Uncle Sam takes a moment out of his busy day to bore a kid (and us) to death – Rails Across America
Not all that long ago we featured a little bit of railroad industry propaganda here on the blog, in the form of a slim newsprint comic entitled Railroads Deliver the Goods!. It was nothing more or less than what you’d imagine, i.e. fairly dry, rather straightforward agitprop cast in the four color form of sequential art, brought to you by the kindly people at the Association of American Railroads. It lacked one thing, though, which surely would drive home how red, white and blue and uncommunist railroads are. And that thing is a man — Uncle Sam!Rails Across America is a similar if slightly different summation of what sacred, holy creatures trains are. Whereas RDtG focused more on the gross tonnage hauled by the iron horse, this one is a history of trains and the roads they roar over. How does Uncle Sam come into this, you ask? He just shows up, that’s how:
Note to all wide-eyed children of America: Chances are the man who looks and is dressed like Uncle Sam who sneaks up behind you as you watch trains go by and who claims to be over a hundred years old isn’t actually Uncle Sam. He’s likely an eccentrically dressed hobo serial killer, who will in moments lure you back to his riverside lair, where he’ll chop you into pieces and feed you to mangy curs he’s adopted, named Lucifer and Blind Bob.

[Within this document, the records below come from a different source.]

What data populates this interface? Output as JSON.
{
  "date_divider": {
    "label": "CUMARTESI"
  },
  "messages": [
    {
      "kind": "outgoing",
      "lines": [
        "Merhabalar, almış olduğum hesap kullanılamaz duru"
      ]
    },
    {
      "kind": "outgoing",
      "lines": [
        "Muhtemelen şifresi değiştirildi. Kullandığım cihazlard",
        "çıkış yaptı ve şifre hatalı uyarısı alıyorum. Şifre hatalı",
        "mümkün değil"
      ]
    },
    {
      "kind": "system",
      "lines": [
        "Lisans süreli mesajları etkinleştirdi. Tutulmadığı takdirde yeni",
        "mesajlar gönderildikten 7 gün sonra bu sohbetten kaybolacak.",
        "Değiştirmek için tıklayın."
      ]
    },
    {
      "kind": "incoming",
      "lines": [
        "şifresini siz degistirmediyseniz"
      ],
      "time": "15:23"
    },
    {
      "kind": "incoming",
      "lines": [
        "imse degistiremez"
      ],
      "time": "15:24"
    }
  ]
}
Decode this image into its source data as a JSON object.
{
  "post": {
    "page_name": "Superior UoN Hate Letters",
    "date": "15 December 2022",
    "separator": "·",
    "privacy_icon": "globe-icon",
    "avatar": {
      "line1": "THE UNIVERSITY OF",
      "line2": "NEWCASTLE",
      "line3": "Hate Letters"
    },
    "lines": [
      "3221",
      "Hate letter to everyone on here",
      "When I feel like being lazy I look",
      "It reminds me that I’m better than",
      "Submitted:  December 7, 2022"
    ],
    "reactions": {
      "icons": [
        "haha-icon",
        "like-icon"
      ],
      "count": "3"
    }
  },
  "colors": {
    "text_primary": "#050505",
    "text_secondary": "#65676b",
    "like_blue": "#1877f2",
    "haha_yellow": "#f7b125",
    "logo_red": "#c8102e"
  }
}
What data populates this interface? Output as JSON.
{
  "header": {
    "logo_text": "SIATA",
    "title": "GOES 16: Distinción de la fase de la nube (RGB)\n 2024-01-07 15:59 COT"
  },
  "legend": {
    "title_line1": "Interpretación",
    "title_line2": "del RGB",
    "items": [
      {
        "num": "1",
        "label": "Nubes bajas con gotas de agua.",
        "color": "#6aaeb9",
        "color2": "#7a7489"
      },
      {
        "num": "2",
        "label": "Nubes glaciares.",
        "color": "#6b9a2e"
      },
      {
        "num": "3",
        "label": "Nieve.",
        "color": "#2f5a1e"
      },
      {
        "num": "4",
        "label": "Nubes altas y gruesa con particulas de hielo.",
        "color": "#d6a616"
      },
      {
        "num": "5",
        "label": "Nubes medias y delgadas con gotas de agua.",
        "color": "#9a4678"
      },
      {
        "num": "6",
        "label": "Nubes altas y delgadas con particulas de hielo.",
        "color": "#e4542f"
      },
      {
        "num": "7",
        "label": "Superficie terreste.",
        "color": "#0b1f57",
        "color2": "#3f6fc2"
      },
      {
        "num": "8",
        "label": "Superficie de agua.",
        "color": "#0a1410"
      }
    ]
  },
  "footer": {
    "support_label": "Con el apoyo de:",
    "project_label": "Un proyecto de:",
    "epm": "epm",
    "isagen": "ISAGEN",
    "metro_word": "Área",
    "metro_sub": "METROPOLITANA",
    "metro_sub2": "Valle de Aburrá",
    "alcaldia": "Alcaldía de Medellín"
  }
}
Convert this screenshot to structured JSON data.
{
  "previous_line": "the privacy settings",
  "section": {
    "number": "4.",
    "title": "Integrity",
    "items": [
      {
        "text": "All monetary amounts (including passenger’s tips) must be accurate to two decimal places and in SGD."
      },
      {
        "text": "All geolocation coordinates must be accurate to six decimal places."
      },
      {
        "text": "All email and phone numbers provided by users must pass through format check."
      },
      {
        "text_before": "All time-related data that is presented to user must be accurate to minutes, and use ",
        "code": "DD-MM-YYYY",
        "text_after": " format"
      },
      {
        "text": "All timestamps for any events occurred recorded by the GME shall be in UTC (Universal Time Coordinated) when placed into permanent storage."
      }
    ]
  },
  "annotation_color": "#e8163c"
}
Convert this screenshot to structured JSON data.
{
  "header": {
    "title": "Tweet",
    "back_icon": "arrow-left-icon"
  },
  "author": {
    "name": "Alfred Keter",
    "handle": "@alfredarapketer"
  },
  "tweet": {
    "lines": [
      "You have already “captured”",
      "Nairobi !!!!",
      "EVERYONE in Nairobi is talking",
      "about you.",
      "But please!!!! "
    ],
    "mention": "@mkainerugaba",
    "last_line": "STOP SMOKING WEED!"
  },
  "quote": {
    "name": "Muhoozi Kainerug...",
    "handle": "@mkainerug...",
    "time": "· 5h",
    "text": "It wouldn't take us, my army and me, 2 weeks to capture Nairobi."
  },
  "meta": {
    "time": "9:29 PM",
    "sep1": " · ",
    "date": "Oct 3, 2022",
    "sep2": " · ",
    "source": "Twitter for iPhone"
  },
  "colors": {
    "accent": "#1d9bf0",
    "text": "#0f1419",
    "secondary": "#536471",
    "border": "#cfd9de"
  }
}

Fortunately for young Jimmie Wilson, this Uncle Sam is the real deal — or at least isn’t in a killing mood. He proceeds to go on a comic-long spiel detailing the evolution of the rails. I’ll admit that there were a few things in here that I didn’t know — for instance, that super-old-timey railroad cars looks like stagecoaches, which actually makes sense when you think about it. What else would they look like?:
Senses-shattering cameo by that defender and promoter of railroads, the Great Emancipator himself, rasslin’ Abe Lincoln:
Hey, we got our time zones from railroads:
And it goes on. And on. And on. There are moments when Uncle Sam almost morphs into Bubba from Forrest Gump, listing shrimp uses in a droning monotone:
Okay, enough, we get it! We’ll worship trains at the Union Pacific Church from now on, we promise!
Then, mercifully, it ends:
Railroads: blameless, holy creatures.
Jimmie made it through without being chopped to pieces or committing ritual seppuku. and the railroad industry has drilled some more factoids into fertile young American minds. Not sure if you can call it a great story, though. Sorry, Jimmie.